From my book, Gangsters, Geezers & Mods:
In those pre-Sky Sports days, Saturdays were for watching football and Sundays were for playing it, and I would rise with the sun to don the replica Villa shirt that served me so well. The number 10 on the back was ironed on in praise of Chico Hamilton and remained contemporary throughout Alex Cropley’s reign as my favourite player. It was his identity I adopted during our impromptu kickabouts and, as my admiration grew, I aspired to pass as accurately and tackle as ferociously as the diminutive Scot. With my claret and blue caser at my feet, I’d set off for the rolling acres of Aston Park where about twenty playmates in Villa colours would be waiting, along with a couple of bluenoses. One of them was Jeremy, whose obsession with his hero Trevor Francis rivalled mine with Cropley. From the laughable cheap blue kit to the troubled complexion, he WAS Francis, his boils and pimples so numerous he looked more like the picture of his hero I kept on my dartboard than the not-so-great man himself. Half-time coincided with Sunday dinner and Star Soccer, then it was back out for the second half.
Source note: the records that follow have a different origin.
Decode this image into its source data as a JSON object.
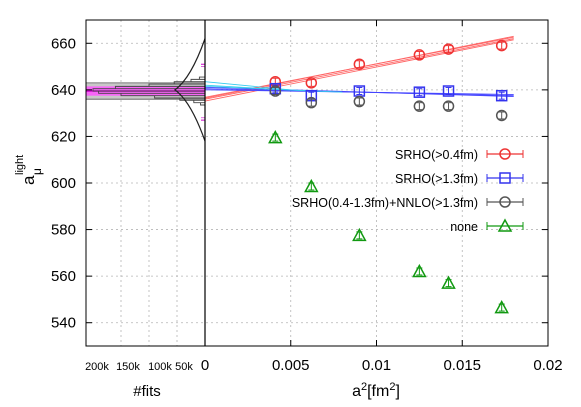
{
  "chart_data": {
    "type": "scatter",
    "xlabel_main": "a",
    "xlabel_sup": "2",
    "xlabel_unit_pre": "[fm",
    "xlabel_unit_sup": "2",
    "xlabel_unit_post": "]",
    "ylabel_main": "a",
    "ylabel_sub": "μ",
    "ylabel_sup": "light",
    "hist_xlabel": "#fits",
    "xlim": [
      0,
      0.02
    ],
    "ylim": [
      530,
      670
    ],
    "xticks": [
      "0",
      "0.005",
      "0.01",
      "0.015",
      "0.02"
    ],
    "yticks": [
      "540",
      "560",
      "580",
      "600",
      "620",
      "640",
      "660"
    ],
    "hist_ticks": [
      "200k",
      "150k",
      "100k",
      "50k"
    ],
    "grid": true,
    "legend_position": "right",
    "series": [
      {
        "name": "SRHO(>0.4fm)",
        "color": "#ee3333",
        "marker": "circle",
        "x": [
          0.0041,
          0.0062,
          0.009,
          0.0125,
          0.0142,
          0.0173
        ],
        "y": [
          643.5,
          643.0,
          651.0,
          655.0,
          657.5,
          659.0
        ],
        "err": [
          1.5,
          1.5,
          1.5,
          1.5,
          1.5,
          1.5
        ],
        "fit": [
          [
            0,
            636.0
          ],
          [
            0.018,
            662.0
          ]
        ]
      },
      {
        "name": "SRHO(>1.3fm)",
        "color": "#3333ee",
        "marker": "square",
        "x": [
          0.0041,
          0.0062,
          0.009,
          0.0125,
          0.0142,
          0.0173
        ],
        "y": [
          640.5,
          637.5,
          639.5,
          639.0,
          639.5,
          637.5
        ],
        "err": [
          1.5,
          1.5,
          1.5,
          1.5,
          1.5,
          1.5
        ],
        "fit": [
          [
            0,
            640.5
          ],
          [
            0.018,
            637.5
          ]
        ]
      },
      {
        "name": "SRHO(0.4-1.3fm)+NNLO(>1.3fm)",
        "color": "#555555",
        "marker": "circle",
        "x": [
          0.0041,
          0.0062,
          0.009,
          0.0125,
          0.0142,
          0.0173
        ],
        "y": [
          639.5,
          634.5,
          635.0,
          633.0,
          633.0,
          629.0
        ],
        "err": [
          1.5,
          1.5,
          1.5,
          1.5,
          1.5,
          1.5
        ]
      },
      {
        "name": "none",
        "color": "#119911",
        "marker": "triangle",
        "x": [
          0.0041,
          0.0062,
          0.009,
          0.0125,
          0.0142,
          0.0173
        ],
        "y": [
          619.5,
          598.5,
          577.5,
          562.0,
          557.0,
          546.5
        ],
        "err": [
          1.5,
          1.5,
          1.5,
          1.5,
          1.5,
          1.5
        ]
      }
    ],
    "histogram": {
      "color_fill": "#ff33ff",
      "band": [
        636,
        643
      ],
      "center": 639.5,
      "profile_y": [
        634,
        635,
        636,
        637,
        638,
        639,
        640,
        641,
        642,
        643,
        644,
        645
      ],
      "profile_counts": [
        8000,
        20000,
        45000,
        90000,
        150000,
        190000,
        200000,
        160000,
        100000,
        55000,
        25000,
        10000
      ]
    }
  }
}
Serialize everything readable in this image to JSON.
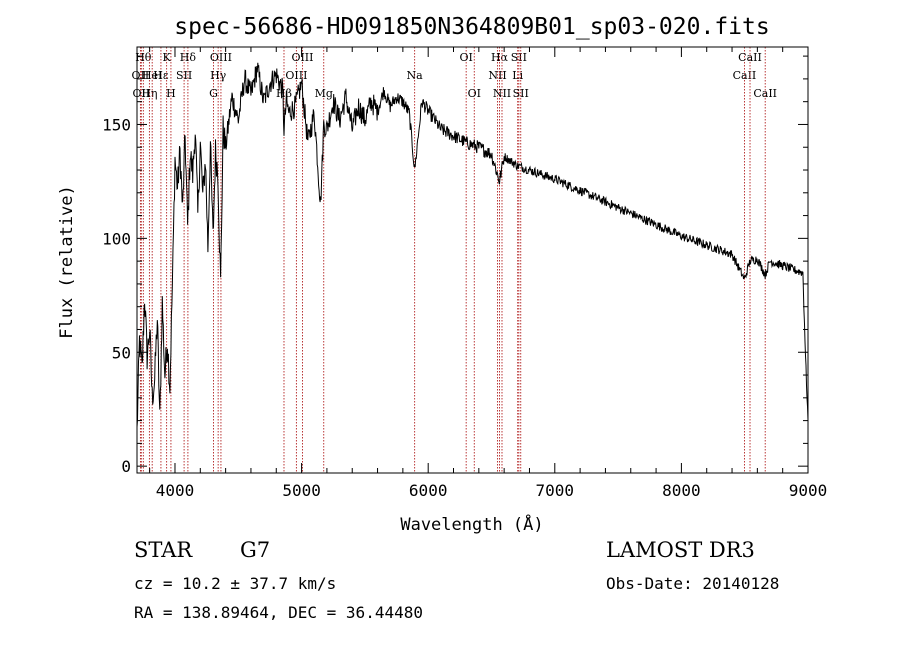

When the ball became invisible in the fading light, the match, by now a twenty-a-side affair, would reconvene under the brightness of street lights until bedtime.
All was well with the world. The Holte End was never louder, the Villa were never better, and Blues? Well let’s just say they never change. My happiness was unbounded until the fateful day when Ally Brown broke Cropley’s leg and my heart in an unspeakable act of thuggery, the mere memory of which has me reaching for my old shin pads. A 3-0 win over West Brom in no way compensated for the loss of such a player, and it was with a heavy heart that I trudged on to Aston Park the next morning. There before me was Jeremy and his Blues mate. As everybody knows, children can be cruel, and as I approached I could tell from their smirks and whispers that they were about to prove it.
“It’s Alex Cripple-y,” said one twat. “Alex, Alex Crop-er-ley,
“Can’t play football properly,” sang the other one.
Defiantly I sprinted towards them. That day, for once, I was not Alex. They were Alex. I was Ally Brown.